I would be much more worried if business was facing a liquidity crunch and had no cash resources available for investment. But this is not the case. While there is certainly a problem with small companies - those with cash needs of 100,000 or less - "corporate UK" is not strapped for cash.

Figures earlier this month showed that the net rate of return on capital for non financial companies rose from 11 per cent to 11.6 per cent between the first and second quarters. The rate of return on capital is well ahead of the cost of capital. In addition, sharp cost cutbacks in 2008-9 and investment pullbacks have enabled firms to improve corporate liquidity. This points to a relatively early business investment pick-up - and one not as dependent as initially feared on an upturn in bank lending.After falling 23 per cent year-on year in the fourth quarter of last year, Citigroup economist Michael Saunders expects business investment will be up between 9 and 10 per cent year-on-year in the current quarter and that it will maintain a similar pace in the first three months of 2011.

Last week the British Chambers of Commerce reported that capacity use is rising and is above average in both the manufacturing and service sectors. Investment intentions have also picked up sharply over the past year among both small and large firms. A survey of chief financial officers by accountancy giant Deloitte also shows a sharp improvement in investment intentions. "Profitability has held up relatively well in this downturn," says Saunders. "Now, with investment very low, capacity use above average and corporate liquidity rising markedly, we expect that business investment is likely to rebound relatively early."

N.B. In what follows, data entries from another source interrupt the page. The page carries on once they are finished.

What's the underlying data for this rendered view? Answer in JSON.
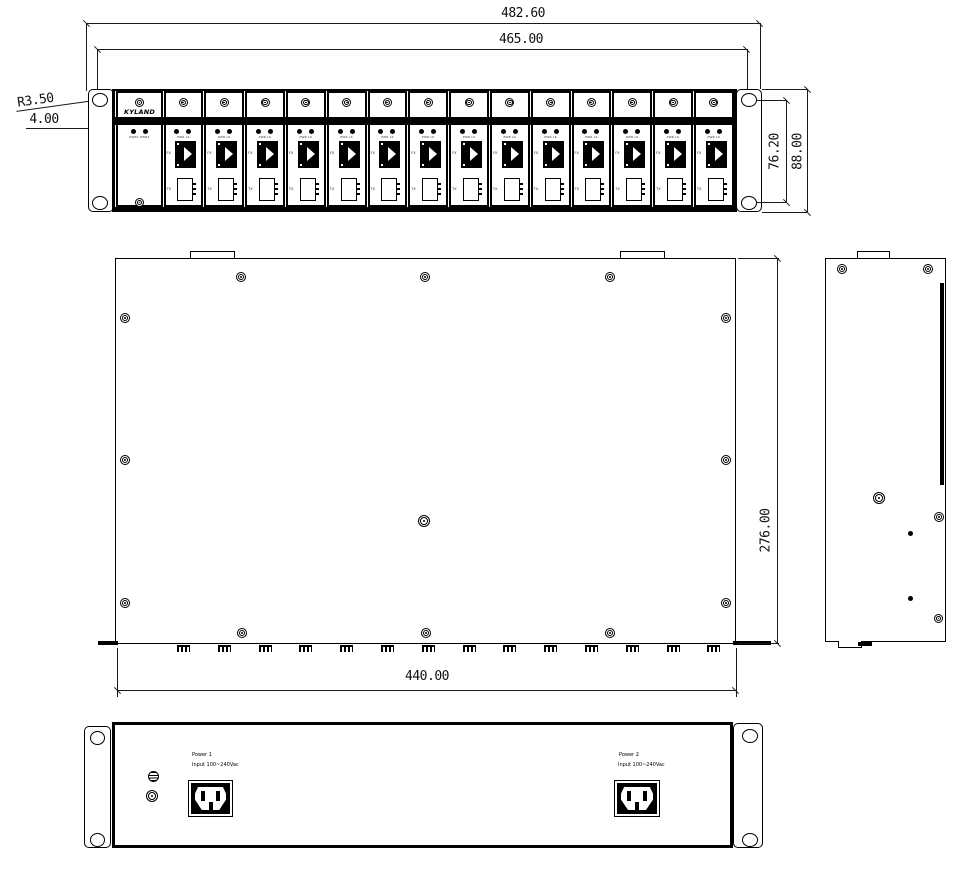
{
  "dimensions": {
    "overall_width": "482.60",
    "mounting_span": "465.00",
    "hole_radius": "R3.50",
    "slot_width": "4.00",
    "hole_vertical_span": "76.20",
    "front_height": "88.00",
    "chassis_depth": "276.00",
    "chassis_width": "440.00"
  },
  "front_view": {
    "brand_logo": "KYLAND",
    "module_count": 14,
    "power_slot": {
      "led_labels": "PWR1 PWR2"
    },
    "module": {
      "led_labels": "PWR LK",
      "fiber_port_label": "FX",
      "copper_port_label": "TX"
    }
  },
  "rear_view": {
    "power1": {
      "name": "Power 1",
      "input": "Input 100~240Vac"
    },
    "power2": {
      "name": "Power 2",
      "input": "Input 100~240Vac"
    }
  }
}
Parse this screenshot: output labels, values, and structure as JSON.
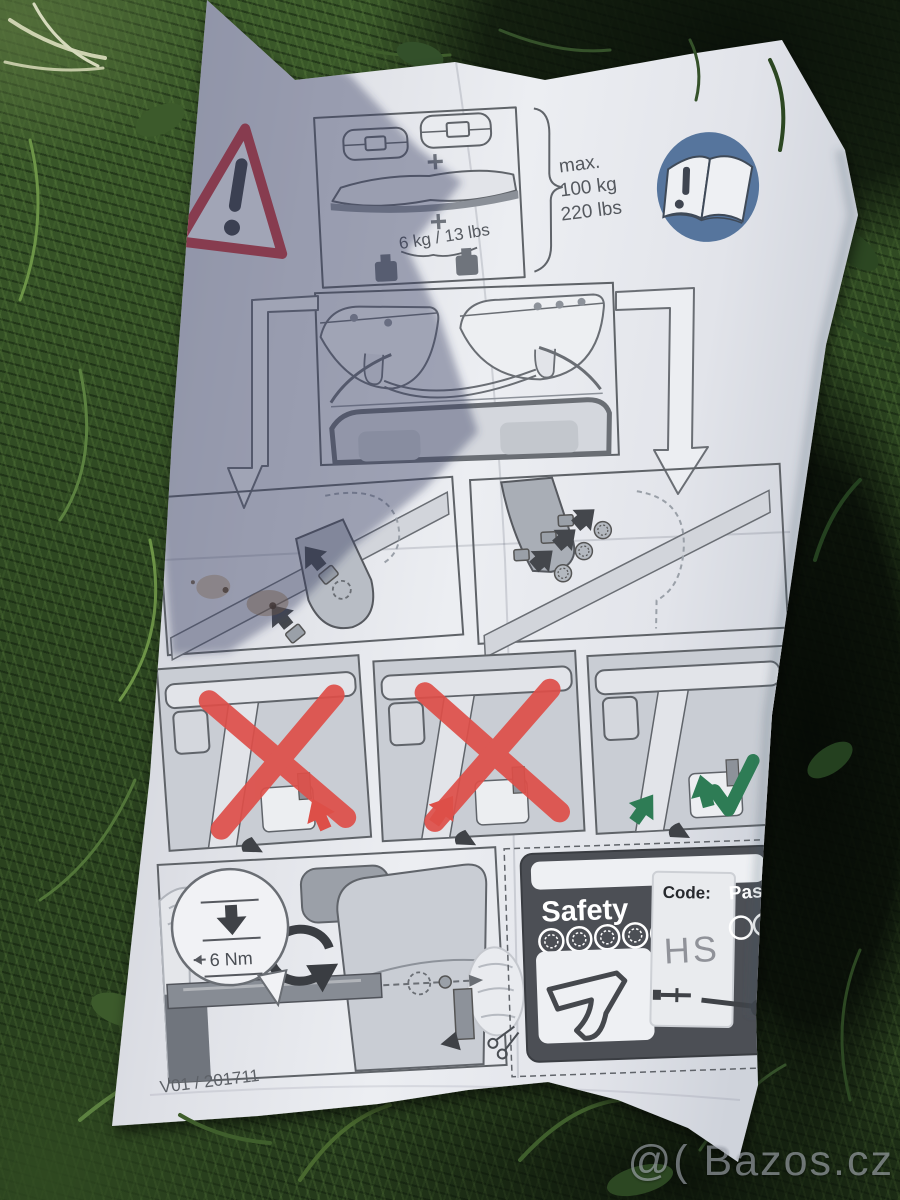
{
  "leaflet": {
    "load_panel": {
      "plus": "+",
      "box_weight": "6 kg / 13 lbs",
      "max_label": "max.",
      "max_kg": "100 kg",
      "max_lbs": "220 lbs"
    },
    "torque_panel": {
      "torque": "6 Nm"
    },
    "safety_card": {
      "title": "Safety",
      "code_label": "Code:",
      "code_value": "HS",
      "pass_label": "Pass"
    },
    "footer": {
      "version": "V01 / 201711"
    }
  },
  "watermark": {
    "text": "@( Bazos.cz"
  },
  "icons": {
    "warning": "warning-triangle-exclamation",
    "read_manual": "open-book-exclamation",
    "scissors": "cut-here-scissors",
    "red_cross": "red-x-prohibited",
    "green_check": "check-mark-correct"
  },
  "colors": {
    "warning_red": "#c23c41",
    "cross_red": "#de4f49",
    "manual_blue": "#56759d",
    "check_green": "#2e7c55",
    "card_gray": "#4c4f55",
    "paper": "#e9ebef",
    "grass_dark": "#24371b"
  }
}
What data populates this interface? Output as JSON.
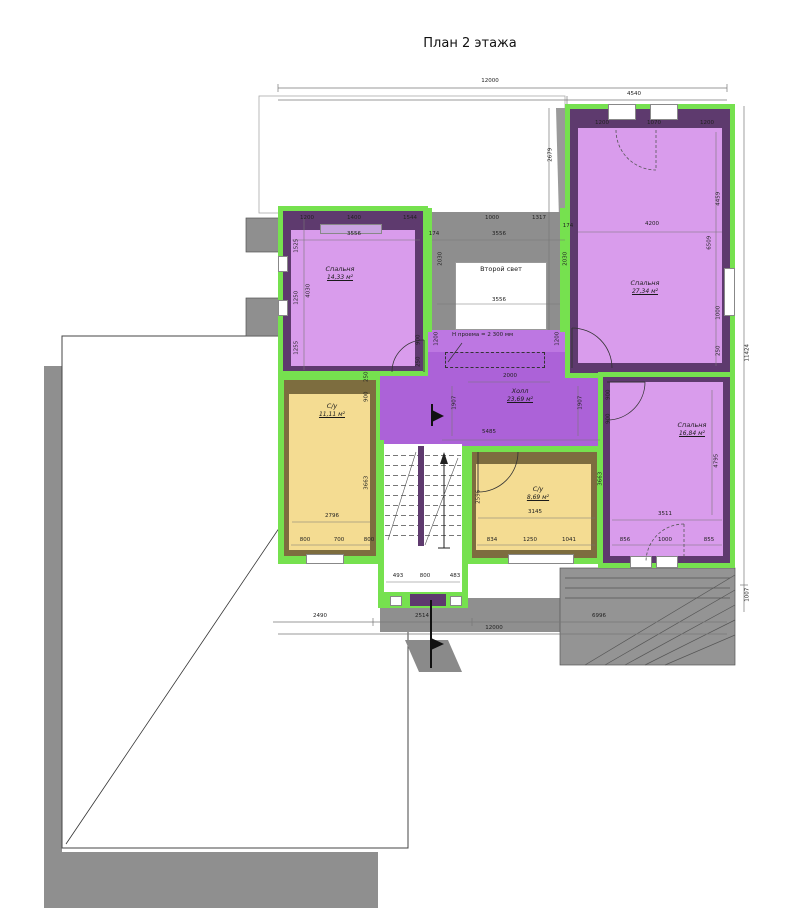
{
  "title": "План 2 этажа",
  "annotations": {
    "opening_height": "Н проема = 2 300 мм"
  },
  "rooms": {
    "bedroom1": {
      "name": "Спальня",
      "area": "14,33 м²"
    },
    "bedroom2": {
      "name": "Спальня",
      "area": "27,34 м²"
    },
    "bedroom3": {
      "name": "Спальня",
      "area": "16,84 м²"
    },
    "hall": {
      "name": "Холл",
      "area": "23,69 м²"
    },
    "wc1": {
      "name": "С/у",
      "area": "11,11 м²"
    },
    "wc2": {
      "name": "С/у",
      "area": "8,69 м²"
    },
    "void": {
      "name": "Второй свет"
    }
  },
  "dims": {
    "top_total": "12000",
    "top_right": "4540",
    "bottom_left": "2490",
    "bottom_mid": "2514",
    "bottom_right": "6996",
    "bottom_total": "12000",
    "right_total": "11424",
    "right_seg": "1007",
    "bl_top_1": "1200",
    "bl_top_2": "1400",
    "bl_top_3": "1544",
    "bl_width": "3556",
    "bl_left_1": "1525",
    "bl_left_2": "1250",
    "bl_left_3": "1255",
    "bl_left_total": "4030",
    "bl_door": "900",
    "bl_door2": "250",
    "sl_top_1": "1000",
    "sl_top_2": "1317",
    "sl_width_top": "3556",
    "sl_width_bottom": "3556",
    "sl_side_left": "2030",
    "sl_side_right": "2030",
    "sl_wall_left": "174",
    "sl_wall_right": "174",
    "tr_top_1": "1200",
    "tr_top_2": "1070",
    "tr_top_3": "1200",
    "tr_mid": "4200",
    "tr_right_1": "4459",
    "tr_right_2": "6509",
    "tr_right_3": "1000",
    "tr_right_4": "250",
    "tr_left_edge": "2679",
    "hall_top": "2000",
    "hall_width": "5485",
    "hall_left": "1907",
    "hall_right": "1907",
    "hall_open_left": "1200",
    "hall_open_right": "1200",
    "hall_door": "900",
    "wc1_width": "2796",
    "wc1_b1": "800",
    "wc1_b2": "700",
    "wc1_b3": "800",
    "wc1_right": "3663",
    "wc1_top": "900",
    "wc1_small": "250",
    "wc2_width": "3145",
    "wc2_b1": "834",
    "wc2_b2": "1250",
    "wc2_b3": "1041",
    "wc2_left": "2596",
    "br_width": "3511",
    "br_b1": "856",
    "br_b2": "1000",
    "br_b3": "855",
    "br_right": "4795",
    "br_left": "3663",
    "br_door": "900",
    "st_b1": "493",
    "st_b2": "800",
    "st_b3": "483"
  },
  "colors": {
    "wall_highlight_green": "#76E14F",
    "room_fill_purple": "#D99CEC",
    "hall_fill_purple": "#AC62D8",
    "wall_dark_purple": "#5E3A6E",
    "room_fill_yellow": "#F4DC92",
    "wall_olive": "#7D6D3F",
    "roof_gray": "#8F8F8F"
  }
}
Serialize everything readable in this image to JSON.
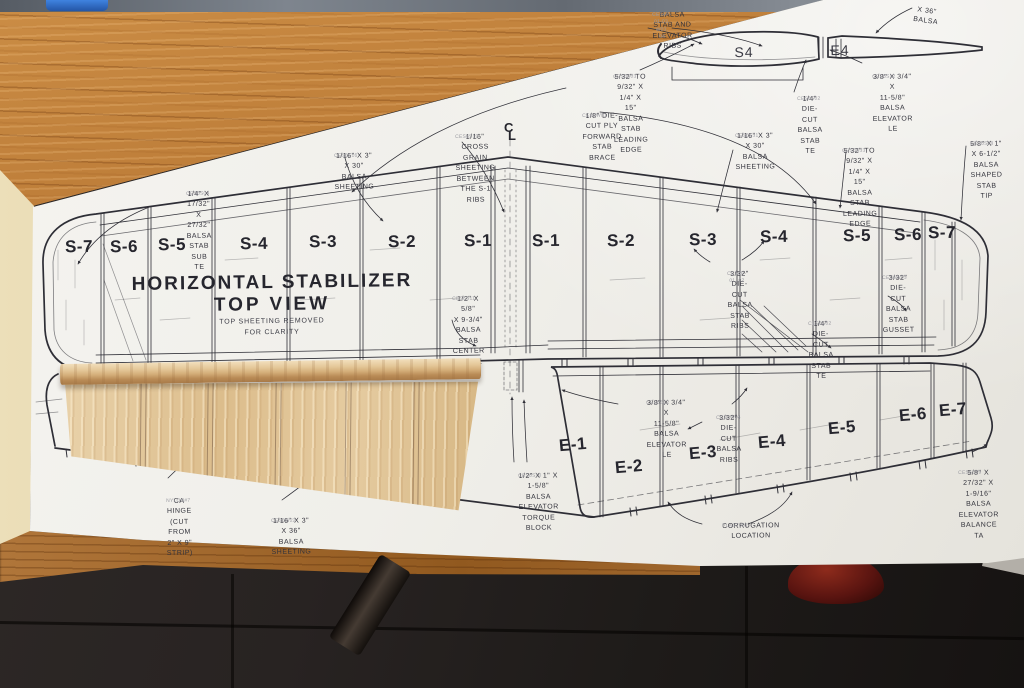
{
  "plan": {
    "title_line1": "HORIZONTAL STABILIZER",
    "title_line2": "TOP VIEW",
    "title_note": "TOP SHEETING REMOVED\nFOR CLARITY",
    "centerline": {
      "c": "C",
      "l": "L"
    },
    "side_view": {
      "stab_label": "S4",
      "elevator_label": "E4"
    },
    "stab_sections_left": [
      "S-7",
      "S-6",
      "S-5",
      "S-4",
      "S-3",
      "S-2",
      "S-1"
    ],
    "stab_sections_right": [
      "S-1",
      "S-2",
      "S-3",
      "S-4",
      "S-5",
      "S-6",
      "S-7"
    ],
    "elevator_sections": [
      "E-1",
      "E-2",
      "E-3",
      "E-4",
      "E-5",
      "E-6",
      "E-7"
    ],
    "annotations": [
      {
        "id": "stab-elevator-ribs",
        "text": "BALSA STAB AND\nELEVATOR RIBS",
        "part_no": "CES6P-01-03, W03, 04"
      },
      {
        "id": "x36-partial",
        "text": "X 36\" BALSA",
        "part_no": ""
      },
      {
        "id": "stab-le-left",
        "text": "5/32\" TO 9/32\" X 1/4\" X 15\"\nBALSA STAB LEADING EDGE",
        "part_no": "CES6S03"
      },
      {
        "id": "fwd-stab-brace",
        "text": "1/8\" DIE-CUT PLY\nFORWARD STAB BRACE",
        "part_no": "CES6W01"
      },
      {
        "id": "stab-te-sideview",
        "text": "1/4\" DIE-CUT\nBALSA\nSTAB TE",
        "part_no": "CES6S02"
      },
      {
        "id": "elevator-le-sideview",
        "text": "3/8\" X 3/4\" X\n11-5/8\" BALSA\nELEVATOR LE",
        "part_no": "CES6S12"
      },
      {
        "id": "cross-grain-sheeting",
        "text": "1/16\" CROSS GRAIN\nSHEETING BETWEEN\nTHE S-1 RIBS",
        "part_no": "CES6S19"
      },
      {
        "id": "sheeting-30-left",
        "text": "1/16\" X 3\" X 30\"\nBALSA SHEETING",
        "part_no": "CES6S16"
      },
      {
        "id": "sheeting-30-right",
        "text": "1/16\" X 3\" X 30\"\nBALSA SHEETING",
        "part_no": "CES6S31"
      },
      {
        "id": "stab-le-right",
        "text": "5/32\" TO 9/32\" X 1/4\" X 15\"\nBALSA STAB LEADING EDGE",
        "part_no": "CES6S33"
      },
      {
        "id": "stab-tip",
        "text": "5/8\" X 1\" X 6-1/2\"\nBALSA SHAPED\nSTAB TIP",
        "part_no": "CES6S08"
      },
      {
        "id": "stab-sub-te",
        "text": "1/4\" X 17/32\" X 27/32\"\nBALSA STAB SUB TE",
        "part_no": "CES6S04"
      },
      {
        "id": "stab-center-brace",
        "text": "1/2\" X 5/8\"\nX 9-3/4\" BALSA\nSTAB CENTER\nBRACE",
        "part_no": "CES6S11"
      },
      {
        "id": "stab-ribs",
        "text": "3/32\" DIE-CUT\nBALSA STAB\nRIBS",
        "part_no": "CES6P-01, 02"
      },
      {
        "id": "stab-gusset",
        "text": "3/32\" DIE-CUT\nBALSA STAB\nGUSSET",
        "part_no": "CES6W03"
      },
      {
        "id": "stab-te-right",
        "text": "1/4\" DIE-CUT\nBALSA\nSTAB TE",
        "part_no": "CES6S02"
      },
      {
        "id": "elevator-le",
        "text": "3/8\" X 3/4\" X\n11-5/8\" BALSA\nELEVATOR LE",
        "part_no": "CES6S12"
      },
      {
        "id": "elevator-ribs",
        "text": "3/32\" DIE-CUT\nBALSA RIBS",
        "part_no": "CES6W04"
      },
      {
        "id": "torque-block",
        "text": "1/2\" X 1\" X 1-5/8\"\nBALSA ELEVATOR\nTORQUE BLOCK",
        "part_no": "CES6S10"
      },
      {
        "id": "corrugation",
        "text": "CORRUGATION\nLOCATION",
        "part_no": "PLAST001"
      },
      {
        "id": "balance-tab",
        "text": "5/8\" X 27/32\" X 1-9/16\"\nBALSA ELEVATOR BALANCE TA",
        "part_no": "CES6S09"
      },
      {
        "id": "ca-hinge",
        "text": "CA HINGE\n(CUT FROM\n2\" X 9\" STRIP)",
        "part_no": "NYLON#7"
      },
      {
        "id": "sheeting-36",
        "text": "1/16\" X 3\" X 36\"\nBALSA SHEETING",
        "part_no": "CES6W22"
      }
    ]
  }
}
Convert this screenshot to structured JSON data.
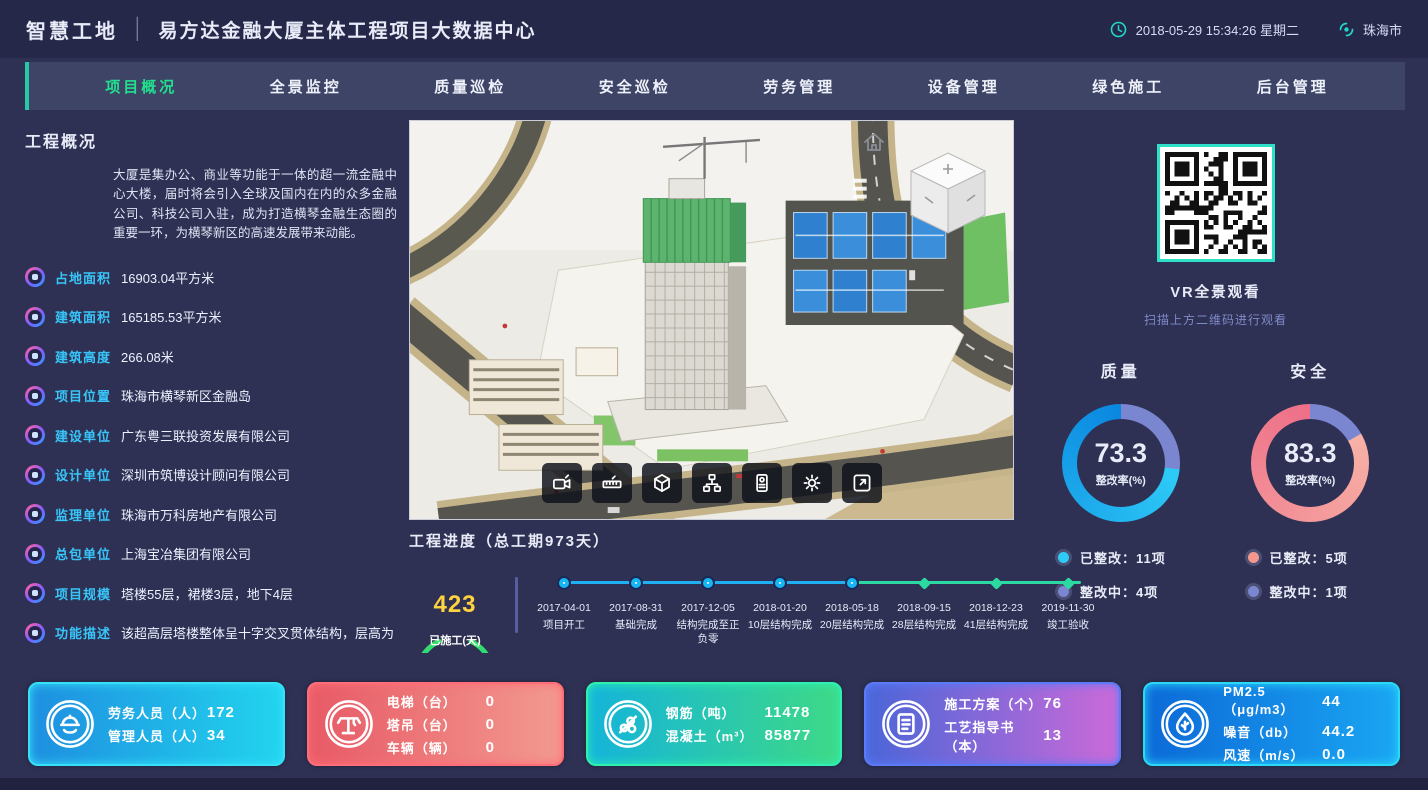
{
  "header": {
    "brand": "智慧工地",
    "title": "易方达金融大厦主体工程项目大数据中心",
    "datetime": "2018-05-29 15:34:26 星期二",
    "city": "珠海市"
  },
  "nav": {
    "items": [
      {
        "label": "项目概况",
        "active": true
      },
      {
        "label": "全景监控",
        "active": false
      },
      {
        "label": "质量巡检",
        "active": false
      },
      {
        "label": "安全巡检",
        "active": false
      },
      {
        "label": "劳务管理",
        "active": false
      },
      {
        "label": "设备管理",
        "active": false
      },
      {
        "label": "绿色施工",
        "active": false
      },
      {
        "label": "后台管理",
        "active": false
      }
    ]
  },
  "overview": {
    "title": "工程概况",
    "description": "大厦是集办公、商业等功能于一体的超一流金融中心大楼，届时将会引入全球及国内在内的众多金融公司、科技公司入驻，成为打造横琴金融生态圈的重要一环，为横琴新区的高速发展带来动能。",
    "fields": [
      {
        "label": "占地面积",
        "value": "16903.04平方米"
      },
      {
        "label": "建筑面积",
        "value": "165185.53平方米"
      },
      {
        "label": "建筑高度",
        "value": "266.08米"
      },
      {
        "label": "项目位置",
        "value": "珠海市横琴新区金融岛"
      },
      {
        "label": "建设单位",
        "value": "广东粤三联投资发展有限公司"
      },
      {
        "label": "设计单位",
        "value": "深圳市筑博设计顾问有限公司"
      },
      {
        "label": "监理单位",
        "value": "珠海市万科房地产有限公司"
      },
      {
        "label": "总包单位",
        "value": "上海宝冶集团有限公司"
      },
      {
        "label": "项目规模",
        "value": "塔楼55层，裙楼3层，地下4层"
      },
      {
        "label": "功能描述",
        "value": "该超高层塔楼整体呈十字交叉贯体结构，层高为"
      }
    ]
  },
  "viewer": {
    "toolbar_icons": [
      "video-icon",
      "measure-icon",
      "cube-icon",
      "structure-icon",
      "badge-icon",
      "settings-icon",
      "fullscreen-icon"
    ]
  },
  "progress": {
    "title": "工程进度（总工期973天）",
    "gauge": {
      "value": "423",
      "label": "已施工(天)"
    },
    "milestones": [
      {
        "date": "2017-04-01",
        "label": "项目开工",
        "done": true
      },
      {
        "date": "2017-08-31",
        "label": "基础完成",
        "done": true
      },
      {
        "date": "2017-12-05",
        "label": "结构完成至正负零",
        "done": true
      },
      {
        "date": "2018-01-20",
        "label": "10层结构完成",
        "done": true
      },
      {
        "date": "2018-05-18",
        "label": "20层结构完成",
        "done": true
      },
      {
        "date": "2018-09-15",
        "label": "28层结构完成",
        "done": false
      },
      {
        "date": "2018-12-23",
        "label": "41层结构完成",
        "done": false
      },
      {
        "date": "2019-11-30",
        "label": "竣工验收",
        "done": false
      }
    ]
  },
  "vr": {
    "title": "VR全景观看",
    "subtitle": "扫描上方二维码进行观看"
  },
  "chart_data": [
    {
      "type": "pie",
      "title": "质量",
      "center_value": "73.3",
      "center_label": "整改率(%)",
      "slices": [
        {
          "label": "已整改",
          "value": 11,
          "color": "#2ecbf7"
        },
        {
          "label": "整改中",
          "value": 4,
          "color": "#7b86d0"
        }
      ],
      "legend": [
        "已整改：11项",
        "整改中：4项"
      ]
    },
    {
      "type": "pie",
      "title": "安全",
      "center_value": "83.3",
      "center_label": "整改率(%)",
      "slices": [
        {
          "label": "已整改",
          "value": 5,
          "color": "#f4978e"
        },
        {
          "label": "整改中",
          "value": 1,
          "color": "#7b86d0"
        }
      ],
      "legend": [
        "已整改：5项",
        "整改中：1项"
      ]
    }
  ],
  "stat_cards": [
    {
      "icon": "worker-icon",
      "gradient": [
        "#1e8fe0",
        "#22d4ee"
      ],
      "border": "#35e0f8",
      "rows": [
        {
          "label": "劳务人员（人）",
          "value": "172"
        },
        {
          "label": "管理人员（人）",
          "value": "34"
        }
      ]
    },
    {
      "icon": "crane-icon",
      "gradient": [
        "#e85a66",
        "#f29a90"
      ],
      "border": "#ff6e78",
      "rows": [
        {
          "label": "电梯（台）",
          "value": "0"
        },
        {
          "label": "塔吊（台）",
          "value": "0"
        },
        {
          "label": "车辆（辆）",
          "value": "0"
        }
      ]
    },
    {
      "icon": "rebar-icon",
      "gradient": [
        "#14b4da",
        "#3ed986"
      ],
      "border": "#2ef0b0",
      "rows": [
        {
          "label": "钢筋（吨）",
          "value": "11478"
        },
        {
          "label": "混凝土（m³）",
          "value": "85877"
        }
      ]
    },
    {
      "icon": "document-icon",
      "gradient": [
        "#4a66d8",
        "#cc6ad8"
      ],
      "border": "#5a7af8",
      "rows": [
        {
          "label": "施工方案（个）",
          "value": "76"
        },
        {
          "label": "工艺指导书（本）",
          "value": "13"
        }
      ]
    },
    {
      "icon": "environment-icon",
      "gradient": [
        "#0c6ad8",
        "#1aa6f2"
      ],
      "border": "#2ad8f8",
      "rows": [
        {
          "label": "PM2.5（μg/m3）",
          "value": "44"
        },
        {
          "label": "噪音（db）",
          "value": "44.2"
        },
        {
          "label": "风速（m/s）",
          "value": "0.0"
        }
      ]
    }
  ]
}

And across the quoted company sector there is growing confidence about prospects in 2011. The bottom-up consensus forecast among equity analysts for medium-term profit growth by UK companies has surged from 4.2 per cent year-on-year 12 months ago to 15.9 per cent now. Recent readings are said to be the most optimistic since records began more than 20 years ago. This might be put down to the irrational exuberance of "teenage scribblers". Saunders reckons it reflects greater confidence among the companies analysts are talking to. Prospects may not be as dire as many fear.